Impossible! Improbable! Illogical! The only clock I ever concerned myself with was the external kind. Time was an aesthetic to appreciate, with various shaped faces, manicured hands; an object crafted by man, not an entity found in my body. Time is ornamental, not instrumental. I had set up my life to accommodate the absence of this inevitable feature that came with my female body. I was an upgraded model. In fact, I traded my basket and all of its eggs for a silk lined purse filled with freedom, travel, and a self-fulfilled life.
I laughed Pop Pop’s words away with a shrug and politely changed the subject. The possibility of such a thing was a betrayal to everything I knew about myself. I made up my mind that I would “never” want to become a mother. Motherhood was too much responsibility, required too much sacrifice, too much time, too much of everything, too much of myself. Children did not factor into the equation.
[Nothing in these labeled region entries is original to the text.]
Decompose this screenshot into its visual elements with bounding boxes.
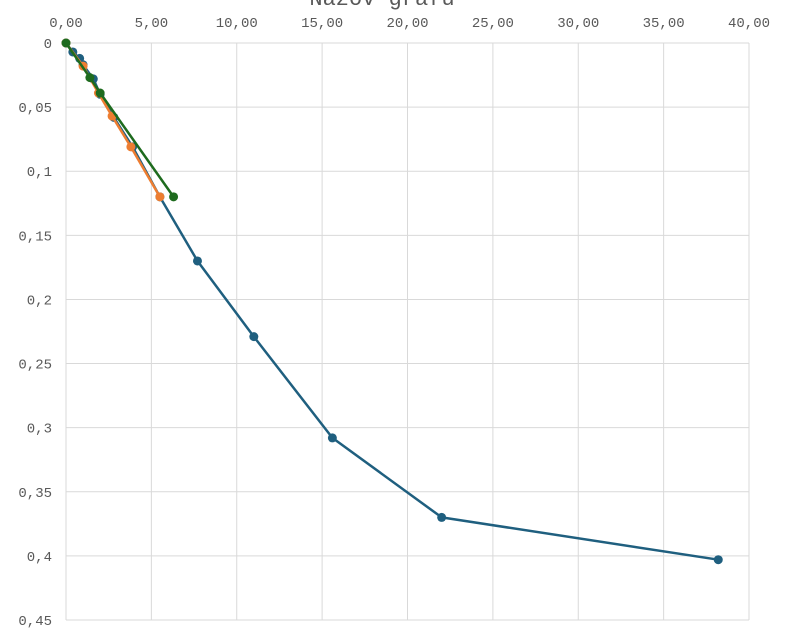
data-point bbox=[95, 88, 105, 98]
series-1 bbox=[61, 38, 165, 202]
y-tick-label: 0,25 bbox=[18, 358, 52, 374]
series-line bbox=[64, 42, 175, 198]
data-point bbox=[155, 192, 165, 202]
chart-title: Názov grafu bbox=[309, 0, 454, 12]
x-tick-label: 0,00 bbox=[49, 16, 83, 32]
data-point bbox=[169, 192, 179, 202]
y-tick-label: 0,3 bbox=[27, 422, 52, 438]
data-point bbox=[437, 512, 447, 522]
y-tick-label: 0,45 bbox=[18, 614, 52, 630]
x-tick-label: 35,00 bbox=[643, 16, 685, 32]
y-tick-label: 0,2 bbox=[27, 293, 52, 309]
y-tick-label: 0,1 bbox=[27, 165, 52, 181]
data-point bbox=[61, 38, 71, 48]
y-tick-label: 0,4 bbox=[27, 550, 52, 566]
series-line bbox=[65, 42, 719, 561]
series-2 bbox=[61, 38, 179, 202]
x-tick-label: 40,00 bbox=[728, 16, 770, 32]
x-tick-label: 15,00 bbox=[301, 16, 343, 32]
data-point bbox=[713, 555, 723, 565]
y-tick-labels: 0 0,05 0,1 0,15 0,2 0,25 0,3 0,35 0,4 0,45 bbox=[18, 37, 52, 630]
data-point bbox=[126, 142, 136, 152]
x-tick-label: 5,00 bbox=[135, 16, 169, 32]
x-tick-label: 10,00 bbox=[216, 16, 258, 32]
data-point bbox=[85, 73, 95, 83]
y-tick-label: 0 bbox=[44, 37, 52, 53]
x-tick-label: 25,00 bbox=[472, 16, 514, 32]
data-point bbox=[249, 332, 259, 342]
x-tick-labels: 0,00 5,00 10,00 15,00 20,00 25,00 30,00 35,00 40… bbox=[49, 16, 770, 32]
series-group bbox=[61, 38, 723, 565]
x-tick-label: 20,00 bbox=[386, 16, 428, 32]
series-0 bbox=[61, 38, 723, 565]
gridlines bbox=[65, 42, 750, 621]
y-tick-label: 0,35 bbox=[18, 486, 52, 502]
data-point bbox=[327, 433, 337, 443]
data-point bbox=[192, 256, 202, 266]
y-tick-label: 0,15 bbox=[18, 229, 52, 245]
y-tick-label: 0,05 bbox=[18, 101, 52, 117]
x-tick-label: 30,00 bbox=[557, 16, 599, 32]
Children did not compliment my persona.
It’s now two years later and after careful consideration I can see how Pop Pop might have been right about my biological clock. But what does that mean? Acknowledging such a longing is a ridiculous complication. It brings no clarity. It stirs up feelings of doubt and conflict. It reminds me of mortality. The situation defies logic and cracks my heart wide open, revealing the things that I could not say in the defense or offense of my prior convictions. For a very long period of time, when I looked at the world, everything seemed like such a compromise, an outward display to cover gaping holes in people who did what they thought they should. It didn’t occur to me that these same people were doing the best they could. Responsibility has a flip side. There is love involved and these are delicate matters of the heart. This scientifically proven longing so closely linked to my own; one could mistake it for a feeling of incompletion.
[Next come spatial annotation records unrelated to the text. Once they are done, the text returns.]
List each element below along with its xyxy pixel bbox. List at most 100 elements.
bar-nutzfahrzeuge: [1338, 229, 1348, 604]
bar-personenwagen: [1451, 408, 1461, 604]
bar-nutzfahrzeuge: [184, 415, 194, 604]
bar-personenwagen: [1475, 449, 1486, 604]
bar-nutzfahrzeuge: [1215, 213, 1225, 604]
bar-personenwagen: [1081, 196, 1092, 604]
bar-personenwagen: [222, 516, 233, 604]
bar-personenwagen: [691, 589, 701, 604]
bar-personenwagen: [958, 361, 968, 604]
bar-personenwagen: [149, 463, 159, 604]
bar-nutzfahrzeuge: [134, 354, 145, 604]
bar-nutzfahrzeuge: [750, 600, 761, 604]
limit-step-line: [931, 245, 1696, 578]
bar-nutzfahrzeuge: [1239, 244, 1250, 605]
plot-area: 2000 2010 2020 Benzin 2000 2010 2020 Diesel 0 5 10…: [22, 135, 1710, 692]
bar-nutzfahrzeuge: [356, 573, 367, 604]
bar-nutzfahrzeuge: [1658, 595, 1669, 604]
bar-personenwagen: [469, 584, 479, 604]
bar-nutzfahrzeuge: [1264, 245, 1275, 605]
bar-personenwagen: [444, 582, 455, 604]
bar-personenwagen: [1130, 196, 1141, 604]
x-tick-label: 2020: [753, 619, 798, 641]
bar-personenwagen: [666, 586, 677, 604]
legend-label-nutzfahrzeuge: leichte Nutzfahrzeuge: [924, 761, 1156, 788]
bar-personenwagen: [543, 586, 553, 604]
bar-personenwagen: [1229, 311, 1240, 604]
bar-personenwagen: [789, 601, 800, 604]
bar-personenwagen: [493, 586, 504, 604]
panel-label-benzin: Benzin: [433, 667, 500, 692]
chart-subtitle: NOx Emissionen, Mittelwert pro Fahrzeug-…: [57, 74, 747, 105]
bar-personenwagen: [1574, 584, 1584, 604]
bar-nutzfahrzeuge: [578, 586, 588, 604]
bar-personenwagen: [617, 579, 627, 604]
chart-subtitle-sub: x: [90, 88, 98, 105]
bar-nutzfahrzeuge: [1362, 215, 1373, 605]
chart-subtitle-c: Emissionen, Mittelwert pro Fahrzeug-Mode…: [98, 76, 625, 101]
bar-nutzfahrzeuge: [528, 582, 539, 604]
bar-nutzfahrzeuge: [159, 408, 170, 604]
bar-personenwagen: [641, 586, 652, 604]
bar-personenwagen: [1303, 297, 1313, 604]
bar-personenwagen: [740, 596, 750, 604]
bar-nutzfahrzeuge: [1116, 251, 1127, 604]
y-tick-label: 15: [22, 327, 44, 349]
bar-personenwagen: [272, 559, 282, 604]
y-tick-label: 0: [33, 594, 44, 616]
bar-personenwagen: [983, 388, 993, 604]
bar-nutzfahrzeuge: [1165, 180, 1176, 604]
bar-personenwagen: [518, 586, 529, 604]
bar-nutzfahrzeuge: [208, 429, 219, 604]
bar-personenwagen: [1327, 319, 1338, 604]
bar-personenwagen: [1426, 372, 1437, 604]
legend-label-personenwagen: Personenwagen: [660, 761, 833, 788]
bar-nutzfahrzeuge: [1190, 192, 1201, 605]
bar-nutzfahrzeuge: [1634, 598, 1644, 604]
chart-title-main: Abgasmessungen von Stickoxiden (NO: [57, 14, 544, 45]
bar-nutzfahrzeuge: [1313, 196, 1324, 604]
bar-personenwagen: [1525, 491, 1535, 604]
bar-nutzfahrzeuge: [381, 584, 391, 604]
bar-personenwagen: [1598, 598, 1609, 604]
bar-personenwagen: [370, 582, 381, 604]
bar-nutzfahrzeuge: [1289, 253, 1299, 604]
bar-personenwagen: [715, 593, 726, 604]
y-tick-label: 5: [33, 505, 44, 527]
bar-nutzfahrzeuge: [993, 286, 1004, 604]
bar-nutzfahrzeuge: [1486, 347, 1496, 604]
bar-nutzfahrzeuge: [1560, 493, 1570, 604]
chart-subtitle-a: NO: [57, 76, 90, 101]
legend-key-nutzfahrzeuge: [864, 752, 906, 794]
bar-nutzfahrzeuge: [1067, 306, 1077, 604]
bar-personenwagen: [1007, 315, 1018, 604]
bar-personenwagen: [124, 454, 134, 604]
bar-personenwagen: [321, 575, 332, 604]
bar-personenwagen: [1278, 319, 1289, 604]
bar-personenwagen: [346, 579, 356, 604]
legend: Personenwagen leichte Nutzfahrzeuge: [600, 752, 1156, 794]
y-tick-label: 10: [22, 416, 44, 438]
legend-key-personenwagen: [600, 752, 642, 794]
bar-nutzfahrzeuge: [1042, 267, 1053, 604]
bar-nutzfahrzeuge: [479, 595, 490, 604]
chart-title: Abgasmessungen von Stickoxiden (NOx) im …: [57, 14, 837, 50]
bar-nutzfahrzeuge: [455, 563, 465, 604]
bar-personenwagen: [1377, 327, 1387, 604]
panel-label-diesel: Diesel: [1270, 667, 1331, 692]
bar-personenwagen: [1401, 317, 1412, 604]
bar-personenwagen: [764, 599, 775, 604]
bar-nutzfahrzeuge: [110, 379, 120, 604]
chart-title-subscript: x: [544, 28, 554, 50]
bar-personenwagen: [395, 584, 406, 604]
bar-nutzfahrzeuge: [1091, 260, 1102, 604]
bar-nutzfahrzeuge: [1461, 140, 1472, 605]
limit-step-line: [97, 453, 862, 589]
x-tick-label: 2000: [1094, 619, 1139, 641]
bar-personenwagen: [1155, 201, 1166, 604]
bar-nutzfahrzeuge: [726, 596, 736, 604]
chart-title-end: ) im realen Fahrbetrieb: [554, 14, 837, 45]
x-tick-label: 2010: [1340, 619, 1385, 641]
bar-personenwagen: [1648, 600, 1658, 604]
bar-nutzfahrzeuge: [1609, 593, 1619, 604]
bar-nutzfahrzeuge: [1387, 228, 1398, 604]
So, this is the cross-roads, the place where I lay everything down and consider an uncertain future. Life will happen and I will make my choices. But I can only speculate what I am choosing between – love and fear, accountability and independence, myself and others, responsibility and freedom. There’s only one answer to the many questions that arise in me, and that is to ask the questions, to say the things we think but do not say, to do the work, to dig deep down and understand the influences behind my choices, to be brave, to throw caution to the wind, to make sense of the senseless and then change perspective, to grow up, to find acceptance, to feel what I feel in the face of expectation, to understand this enigma beyond my perceptions - because there’s nothing logical about it.